How is DNS over HTTPS different?
If you send data using HTTP (the basic protocol for transmitting data over the Web), it’s in plain text, making it readable by pretty much anyone (like regular DNS). HTTPS, though, is encrypted so that no one who intercepts the data can read it. DNS over HTTPS is pretty much what it sounds like: your DNS request is sent to the name server over the same secure channel that transmits your credit card data when you check out on a shopping site.
Nobody, including the ISP, knows what’s inside. If they try to open it, it will look like gibberish. The request can’t be blocked or logged, so countries like the UK and China will have a tougher time filtering and tracking traffic. That doesn’t make it completely untraceable, since your ISP still may be able to see the address you end up connecting to, but it makes blocking harder and obfuscates a lot of detail about your activity.
Firefox has also partnered with Cloudflare, which has agreed to extra-strict privacy standards for Firefox users and is also using “QNAME Minimization,” which essentially breaks your request into pieces so that no one server gets the whole address you’re looking up.
How do I get it?
DNS over HTTPS is not currently enabled by default in Firefox, but it’s easy to do.
1. Open the hamburger menu on the top-right.
2. Go to Options and scroll down the “General” section until you see “Network Settings.”
3. Check “Enable DNS over HTTPS.” You can either use the default Cloudflare (recommended, as it has lots of extra privacy features) or enter your own.
You’re done! You can check and make sure it worked on DNS Leak Test. You should see Cloudflare DNS servers popping up. You’ve just added a few privacy, security, and censorship resistance points to your stat sheet. Congratulations!
If you’re more of a Chrome user, you’ll have to wait until Google enables it there, and it’s likely that they will, but you can still change your system’s DNS to something a little more private than your ISP.

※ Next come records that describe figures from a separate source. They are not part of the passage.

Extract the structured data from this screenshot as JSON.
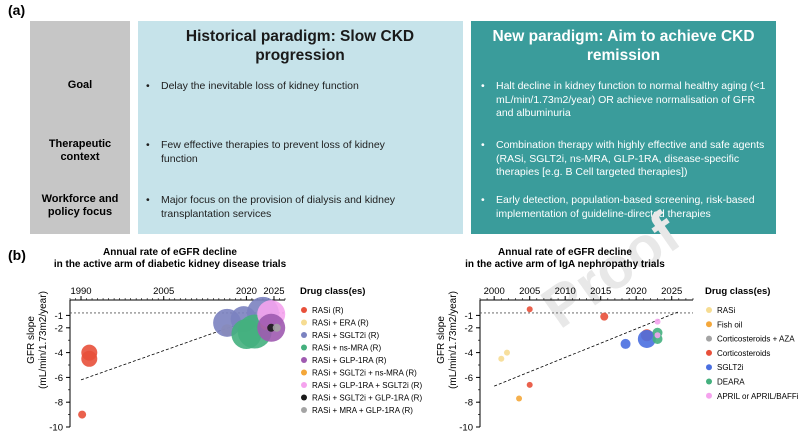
{
  "panel_a": {
    "label": "(a)",
    "historical_header": "Historical paradigm: Slow CKD progression",
    "new_header": "New paradigm: Aim to achieve CKD remission",
    "rows": [
      {
        "label": "Goal",
        "historical": "Delay the inevitable loss of kidney function",
        "new": "Halt decline in kidney function to normal healthy aging (<1 mL/min/1.73m2/year) OR achieve normalisation of GFR and albuminuria"
      },
      {
        "label": "Therapeutic context",
        "historical": "Few effective therapies to prevent loss of kidney function",
        "new": "Combination therapy with highly effective and safe agents (RASi, SGLT2i, ns-MRA, GLP-1RA, disease-specific therapies [e.g. B Cell targeted therapies])"
      },
      {
        "label": "Workforce and policy focus",
        "historical": "Major focus on the provision of dialysis and kidney transplantation services",
        "new": "Early detection, population-based screening, risk-based implementation of guideline-directed therapies"
      }
    ]
  },
  "panel_b": {
    "label": "(b)",
    "watermark": "Proof"
  },
  "chart_data": [
    {
      "type": "scatter",
      "title": "Annual rate of eGFR decline",
      "subtitle": "in the active arm of diabetic kidney disease trials",
      "ylabel": "GFR slope",
      "ylabel2": "(mL/min/1.73m2/year)",
      "xlim": [
        1988,
        2027
      ],
      "ylim": [
        -10,
        0
      ],
      "x_ticks": [
        1990,
        2005,
        2020,
        2025
      ],
      "x_tick_labels": [
        "1990",
        "2005",
        "2020",
        "2025"
      ],
      "y_ticks": [
        -1,
        -2,
        -4,
        -6,
        -8,
        -10
      ],
      "y_tick_labels": [
        "-1",
        "-2",
        "-4",
        "-6",
        "-8",
        "-10"
      ],
      "reference_line_y": -0.8,
      "trend": [
        [
          1990,
          -6.2
        ],
        [
          2025,
          -0.7
        ]
      ],
      "legend_title": "Drug class(es)",
      "legend": [
        {
          "name": "RASi (R)",
          "color": "#e8503a"
        },
        {
          "name": "RASi + ERA (R)",
          "color": "#f6dc92"
        },
        {
          "name": "RASi + SGLT2i (R)",
          "color": "#7b82c0"
        },
        {
          "name": "RASi + ns-MRA (R)",
          "color": "#44b07e"
        },
        {
          "name": "RASi + GLP-1RA (R)",
          "color": "#9f5ab0"
        },
        {
          "name": "RASi + SGLT2i + ns-MRA (R)",
          "color": "#f4a73a"
        },
        {
          "name": "RASi + GLP-1RA + SGLT2i (R)",
          "color": "#f5a3ee"
        },
        {
          "name": "RASi + SGLT2i + GLP-1RA (R)",
          "color": "#1a1a1a"
        },
        {
          "name": "RASi + MRA + GLP-1RA (R)",
          "color": "#a4a4a4"
        }
      ],
      "points": [
        {
          "x": 1990.2,
          "y": -9.0,
          "size": 4,
          "series": "RASi (R)"
        },
        {
          "x": 1991.5,
          "y": -4.0,
          "size": 8,
          "series": "RASi (R)"
        },
        {
          "x": 1991.5,
          "y": -4.5,
          "size": 8,
          "series": "RASi (R)"
        },
        {
          "x": 2016.5,
          "y": -2.2,
          "size": 6,
          "series": "RASi + ERA (R)"
        },
        {
          "x": 2016.5,
          "y": -1.6,
          "size": 14,
          "series": "RASi + SGLT2i (R)"
        },
        {
          "x": 2019.5,
          "y": -1.3,
          "size": 13,
          "series": "RASi + SGLT2i (R)"
        },
        {
          "x": 2023.0,
          "y": -0.8,
          "size": 16,
          "series": "RASi + SGLT2i (R)"
        },
        {
          "x": 2020.0,
          "y": -2.5,
          "size": 15,
          "series": "RASi + ns-MRA (R)"
        },
        {
          "x": 2021.5,
          "y": -2.3,
          "size": 17,
          "series": "RASi + ns-MRA (R)"
        },
        {
          "x": 2023.6,
          "y": -1.7,
          "size": 6,
          "series": "RASi + SGLT2i + ns-MRA (R)"
        },
        {
          "x": 2024.5,
          "y": -0.9,
          "size": 14,
          "series": "RASi + GLP-1RA + SGLT2i (R)"
        },
        {
          "x": 2024.5,
          "y": -2.0,
          "size": 14,
          "series": "RASi + GLP-1RA (R)"
        },
        {
          "x": 2024.5,
          "y": -2.0,
          "size": 4,
          "series": "RASi + SGLT2i + GLP-1RA (R)"
        },
        {
          "x": 2025.5,
          "y": -2.0,
          "size": 4,
          "series": "RASi + MRA + GLP-1RA (R)"
        }
      ]
    },
    {
      "type": "scatter",
      "title": "Annual rate of eGFR decline",
      "subtitle": "in the active arm of IgA nephropathy trials",
      "ylabel": "GFR slope",
      "ylabel2": "(mL/min/1.73m2/year)",
      "xlim": [
        1998,
        2028
      ],
      "ylim": [
        -10,
        0
      ],
      "x_ticks": [
        2000,
        2005,
        2010,
        2015,
        2020,
        2025
      ],
      "x_tick_labels": [
        "2000",
        "2005",
        "2010",
        "2015",
        "2020",
        "2025"
      ],
      "y_ticks": [
        -1,
        -2,
        -4,
        -6,
        -8,
        -10
      ],
      "y_tick_labels": [
        "-1",
        "-2",
        "-4",
        "-6",
        "-8",
        "-10"
      ],
      "reference_line_y": -0.8,
      "trend": [
        [
          2000,
          -6.7
        ],
        [
          2026,
          -0.7
        ]
      ],
      "legend_title": "Drug class(es)",
      "legend": [
        {
          "name": "RASi",
          "color": "#f6dc92"
        },
        {
          "name": "Fish oil",
          "color": "#f4a73a"
        },
        {
          "name": "Corticosteroids + AZA",
          "color": "#a4a4a4"
        },
        {
          "name": "Corticosteroids",
          "color": "#e8503a"
        },
        {
          "name": "SGLT2i",
          "color": "#4a6fe0"
        },
        {
          "name": "DEARA",
          "color": "#44b07e"
        },
        {
          "name": "APRIL or APRIL/BAFFi",
          "color": "#f5a3ee"
        }
      ],
      "points": [
        {
          "x": 2001.0,
          "y": -4.5,
          "size": 3,
          "series": "RASi"
        },
        {
          "x": 2001.8,
          "y": -4.0,
          "size": 3,
          "series": "RASi"
        },
        {
          "x": 2003.5,
          "y": -7.7,
          "size": 3,
          "series": "Fish oil"
        },
        {
          "x": 2005.0,
          "y": -0.5,
          "size": 3,
          "series": "Corticosteroids"
        },
        {
          "x": 2005.0,
          "y": -6.6,
          "size": 3,
          "series": "Corticosteroids"
        },
        {
          "x": 2015.5,
          "y": -1.1,
          "size": 4,
          "series": "Corticosteroids"
        },
        {
          "x": 2018.5,
          "y": -3.3,
          "size": 5,
          "series": "SGLT2i"
        },
        {
          "x": 2021.5,
          "y": -2.6,
          "size": 6,
          "series": "Corticosteroids"
        },
        {
          "x": 2021.5,
          "y": -2.9,
          "size": 9,
          "series": "SGLT2i"
        },
        {
          "x": 2023.0,
          "y": -2.4,
          "size": 5,
          "series": "DEARA"
        },
        {
          "x": 2023.0,
          "y": -2.9,
          "size": 5,
          "series": "DEARA"
        },
        {
          "x": 2023.0,
          "y": -1.5,
          "size": 3,
          "series": "APRIL or APRIL/BAFFi"
        },
        {
          "x": 2023.0,
          "y": -2.6,
          "size": 3,
          "series": "APRIL or APRIL/BAFFi"
        }
      ]
    }
  ]
}
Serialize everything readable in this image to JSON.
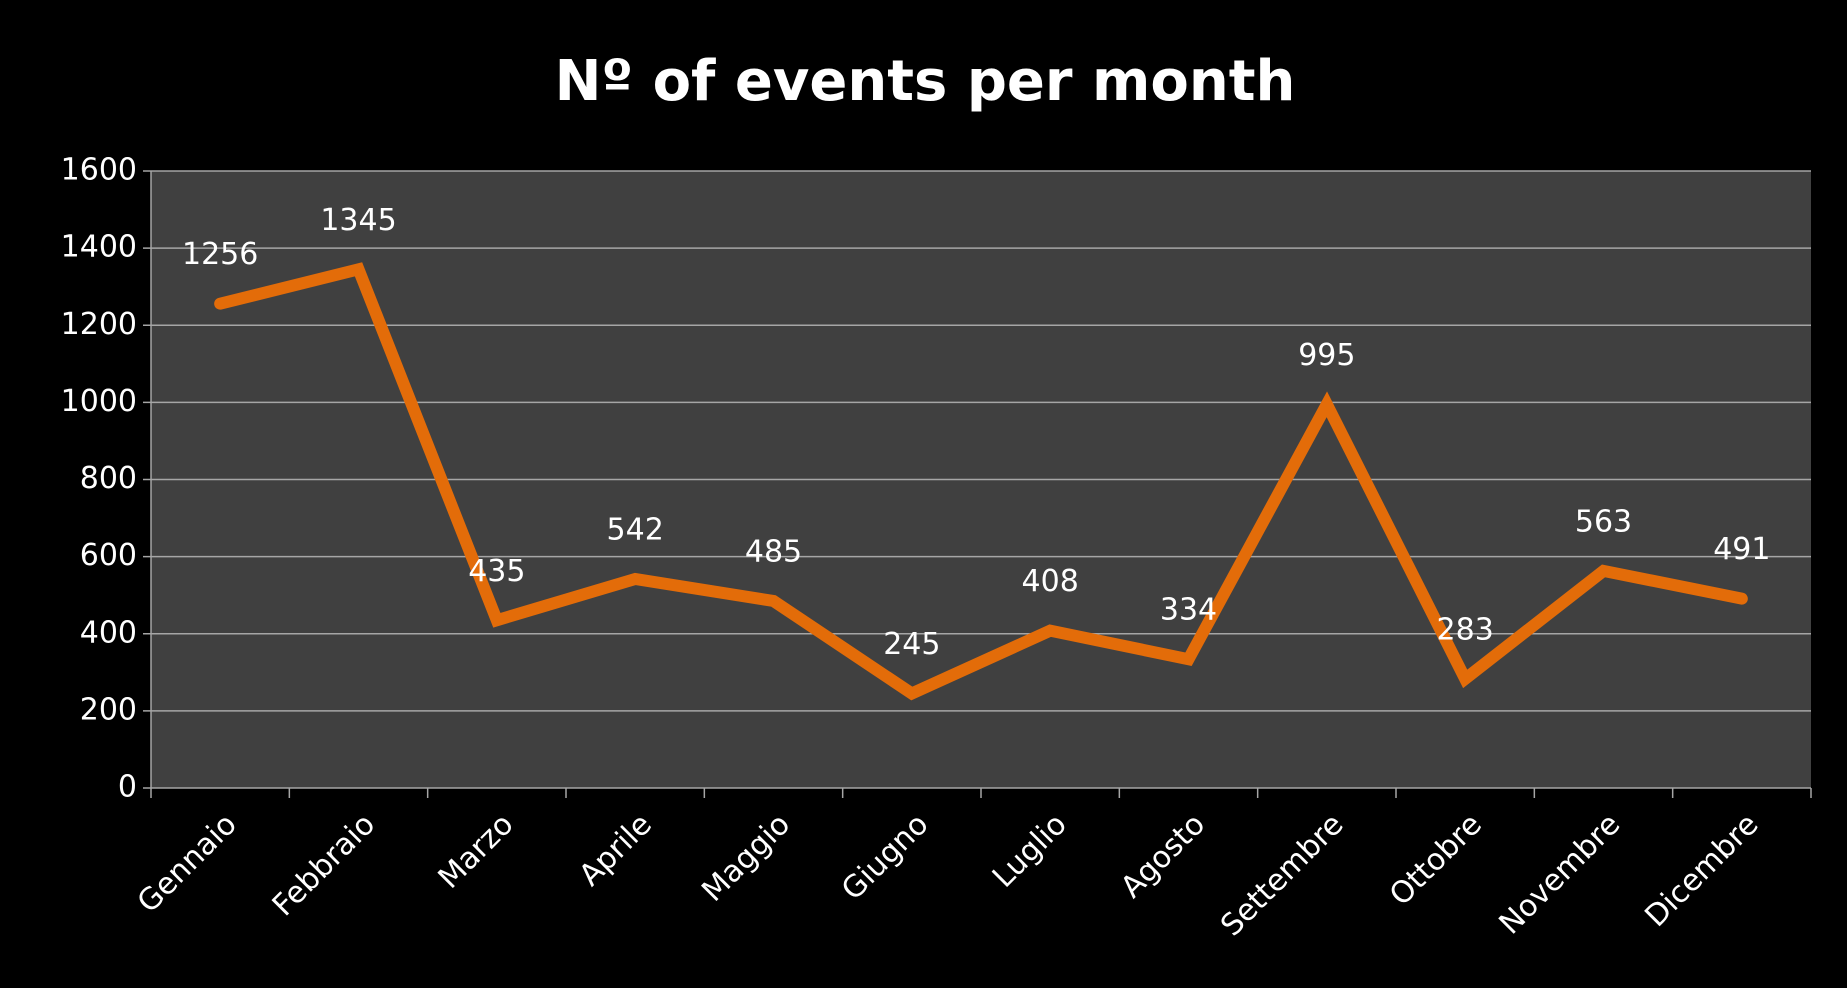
{
  "chart_data": {
    "type": "line",
    "title": "Nº of events per month",
    "categories": [
      "Gennaio",
      "Febbraio",
      "Marzo",
      "Aprile",
      "Maggio",
      "Giugno",
      "Luglio",
      "Agosto",
      "Settembre",
      "Ottobre",
      "Novembre",
      "Dicembre"
    ],
    "series": [
      {
        "name": "Events",
        "color": "#e36c09",
        "values": [
          1256,
          1345,
          435,
          542,
          485,
          245,
          408,
          334,
          995,
          283,
          563,
          491
        ]
      }
    ],
    "ylim": [
      0,
      1600
    ],
    "yticks": [
      0,
      200,
      400,
      600,
      800,
      1000,
      1200,
      1400,
      1600
    ],
    "grid": true
  }
}
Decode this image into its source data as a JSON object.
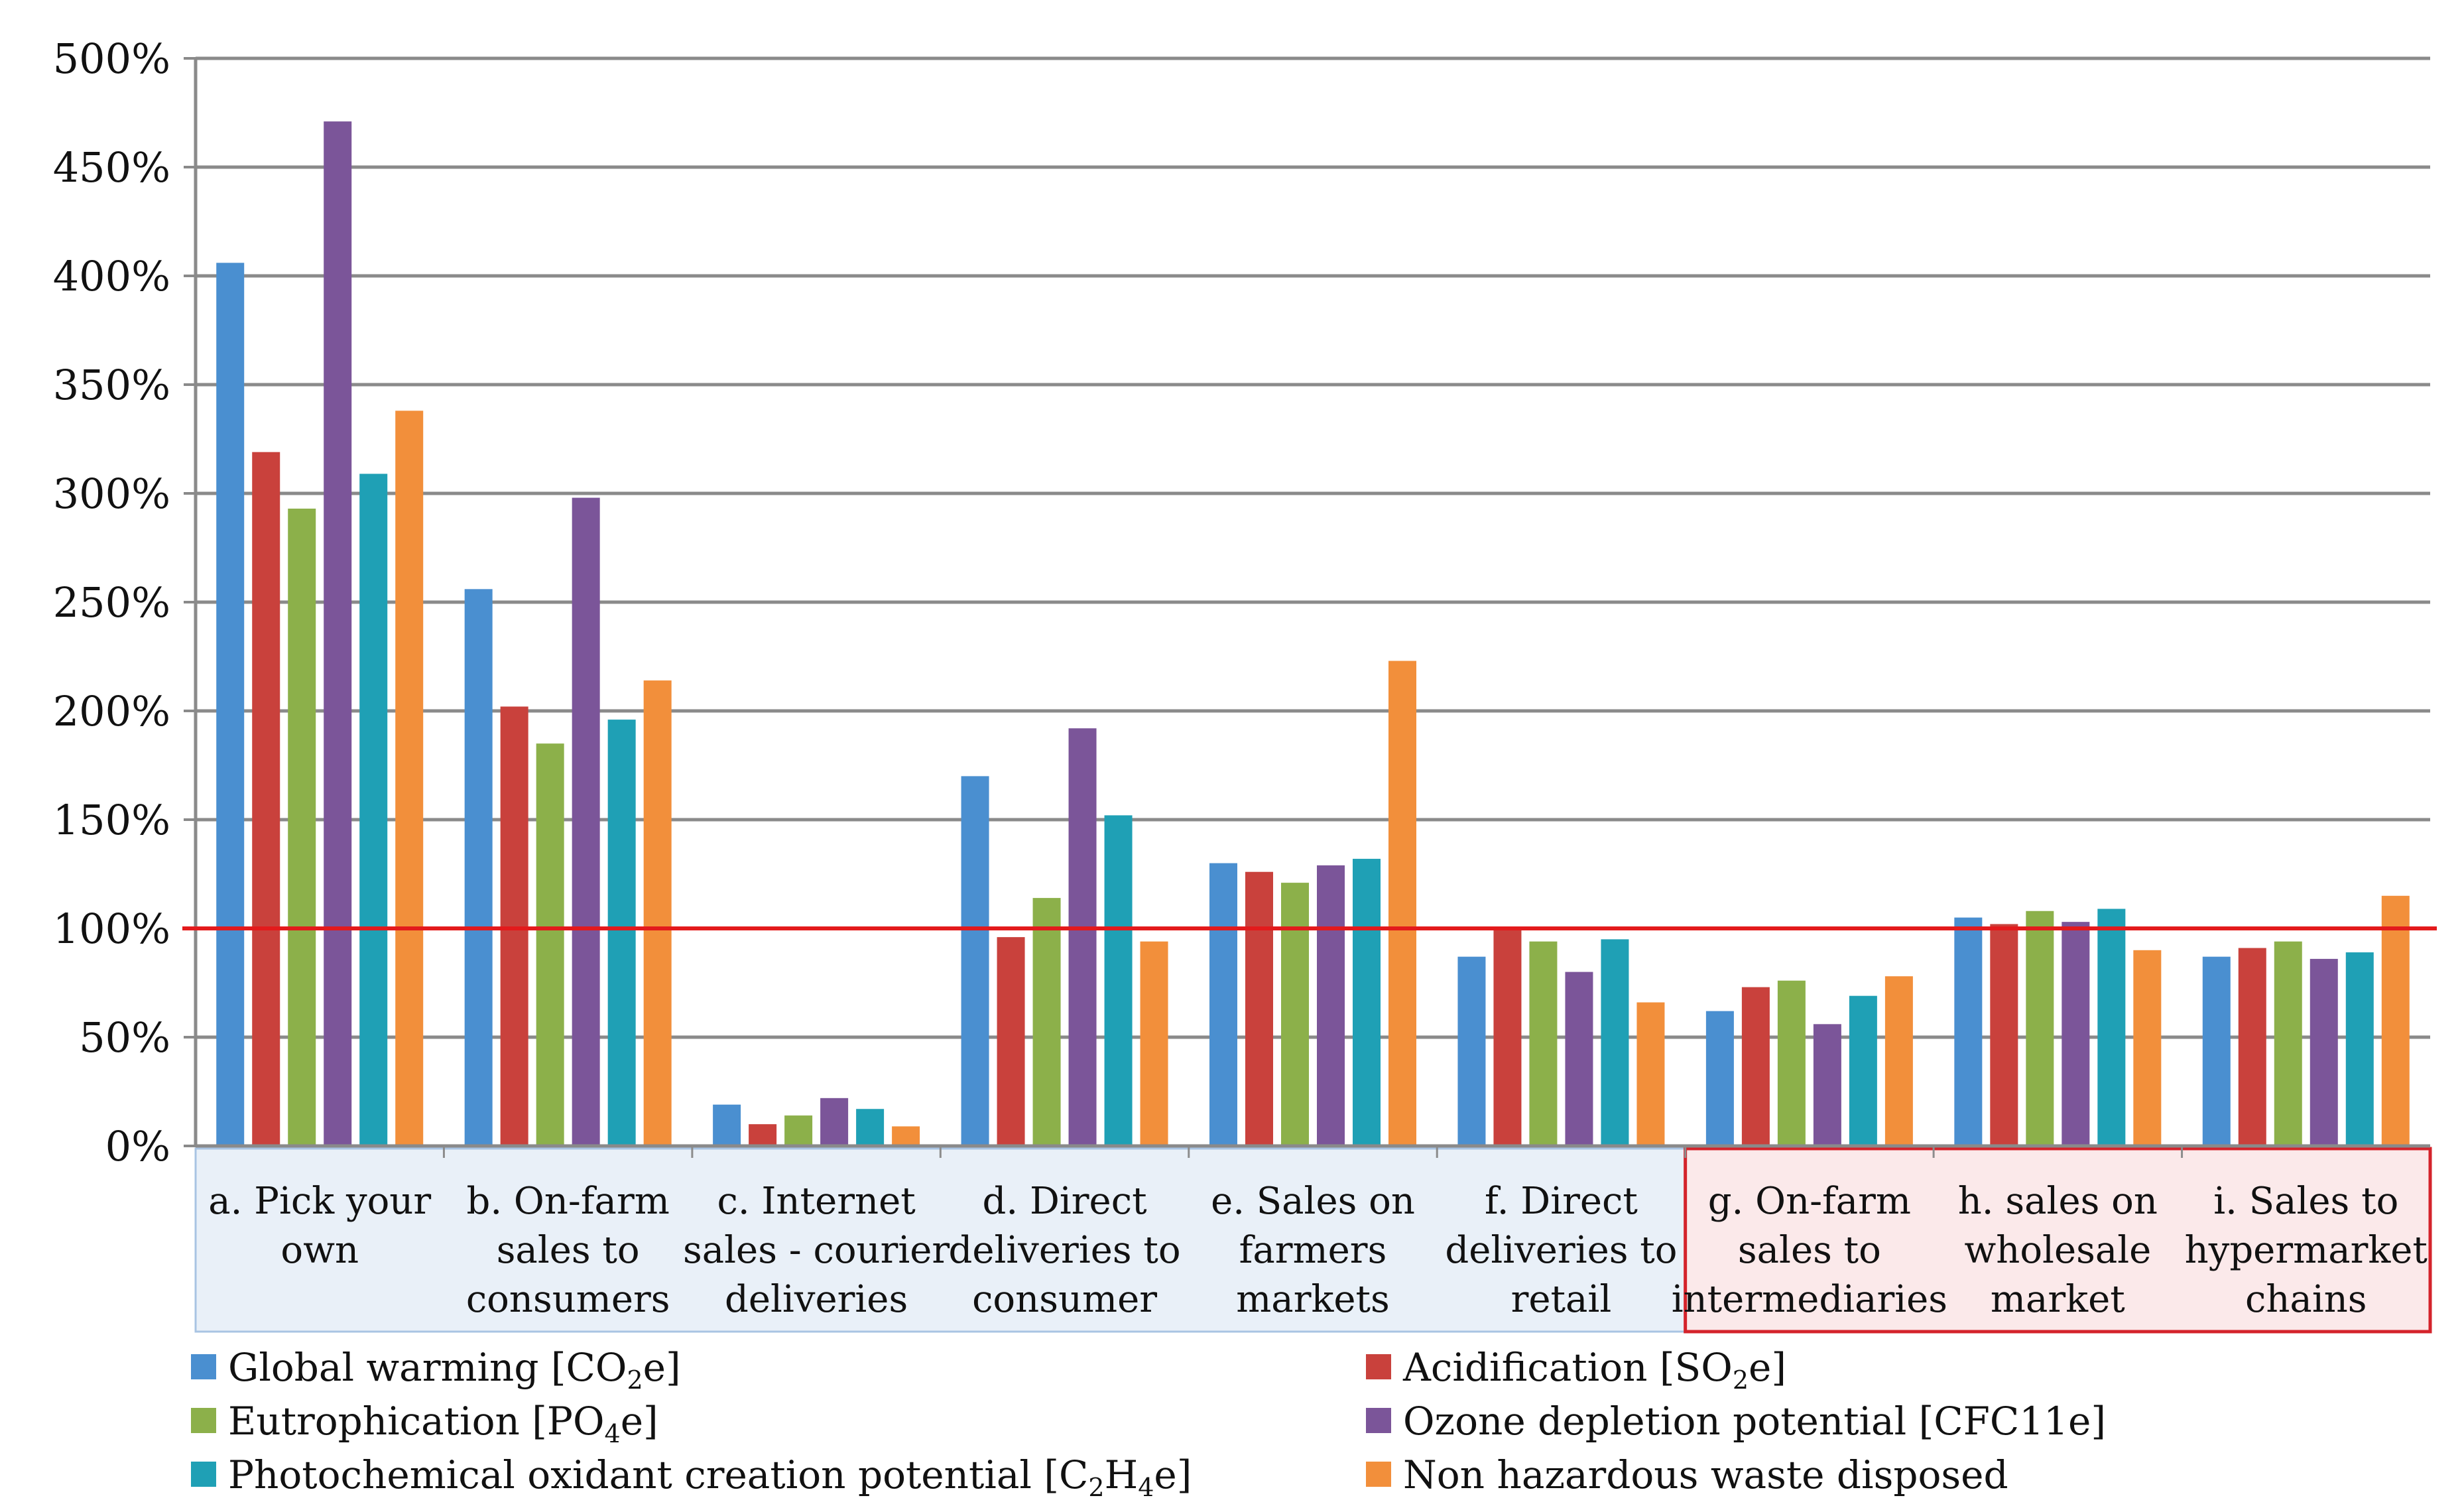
{
  "chart_data": {
    "type": "bar",
    "title": "",
    "xlabel": "",
    "ylabel": "",
    "ylim": [
      0,
      500
    ],
    "ytick_values": [
      0,
      50,
      100,
      150,
      200,
      250,
      300,
      350,
      400,
      450,
      500
    ],
    "ytick_labels": [
      "0%",
      "50%",
      "100%",
      "150%",
      "200%",
      "250%",
      "300%",
      "350%",
      "400%",
      "450%",
      "500%"
    ],
    "grid": true,
    "reference_line": {
      "value": 100,
      "color": "#e31a1c"
    },
    "categories": [
      [
        "a. Pick your",
        "own"
      ],
      [
        "b. On-farm",
        "sales to",
        "consumers"
      ],
      [
        "c. Internet",
        "sales - courier",
        "deliveries"
      ],
      [
        "d. Direct",
        "deliveries to",
        "consumer"
      ],
      [
        "e. Sales on",
        "farmers",
        "markets"
      ],
      [
        "f. Direct",
        "deliveries to",
        "retail"
      ],
      [
        "g. On-farm",
        "sales to",
        "intermediaries"
      ],
      [
        "h. sales on",
        "wholesale",
        "market"
      ],
      [
        "i. Sales to",
        "hypermarket",
        "chains"
      ]
    ],
    "category_groups": [
      {
        "start": 0,
        "end": 5,
        "fill": "#e9f0f8",
        "border": "#a9c4e3"
      },
      {
        "start": 6,
        "end": 8,
        "fill": "#fbe9ea",
        "border": "#d4232b"
      }
    ],
    "legend_position": "bottom",
    "series": [
      {
        "name": [
          "Global warming [CO",
          "2",
          "e]"
        ],
        "color": "#4a8fd0",
        "values": [
          406,
          256,
          19,
          170,
          130,
          87,
          62,
          105,
          87
        ]
      },
      {
        "name": [
          "Acidification [SO",
          "2",
          "e]"
        ],
        "color": "#c9413c",
        "values": [
          319,
          202,
          10,
          96,
          126,
          100,
          73,
          102,
          91
        ]
      },
      {
        "name": [
          "Eutrophication [PO",
          "4",
          "e]"
        ],
        "color": "#8cb04a",
        "values": [
          293,
          185,
          14,
          114,
          121,
          94,
          76,
          108,
          94
        ]
      },
      {
        "name": [
          "Ozone depletion potential [CFC11e]"
        ],
        "color": "#7b5599",
        "values": [
          471,
          298,
          22,
          192,
          129,
          80,
          56,
          103,
          86
        ]
      },
      {
        "name": [
          "Photochemical oxidant creation potential  [C",
          "2",
          "H",
          "4",
          "e]"
        ],
        "color": "#1fa0b5",
        "values": [
          309,
          196,
          17,
          152,
          132,
          95,
          69,
          109,
          89
        ]
      },
      {
        "name": [
          "Non hazardous waste disposed"
        ],
        "color": "#f28f3b",
        "values": [
          338,
          214,
          9,
          94,
          223,
          66,
          78,
          90,
          115
        ]
      }
    ]
  }
}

Maybe ISPA should have stayed quiet?
This has the Streisand Effect written all over it: you try to suppress something you don’t like and end up making it more popular than it would have been otherwise. ISPA’s attempt at shaming Mozilla actually ended up spreading the word about DNS over HTTPS better than Mozilla probably could have on its own.
If enough people start using it, it will definitely create problems for countries that use DNS to censor the Internet, but that’s hardly the only way to block sites, so this isn’t a complete solution by any means. A VPN is still the absolute best way to get around censorship and/or tracking, and it’ll probably stay that way as more governments and ISPs adapt their surveillance strategies.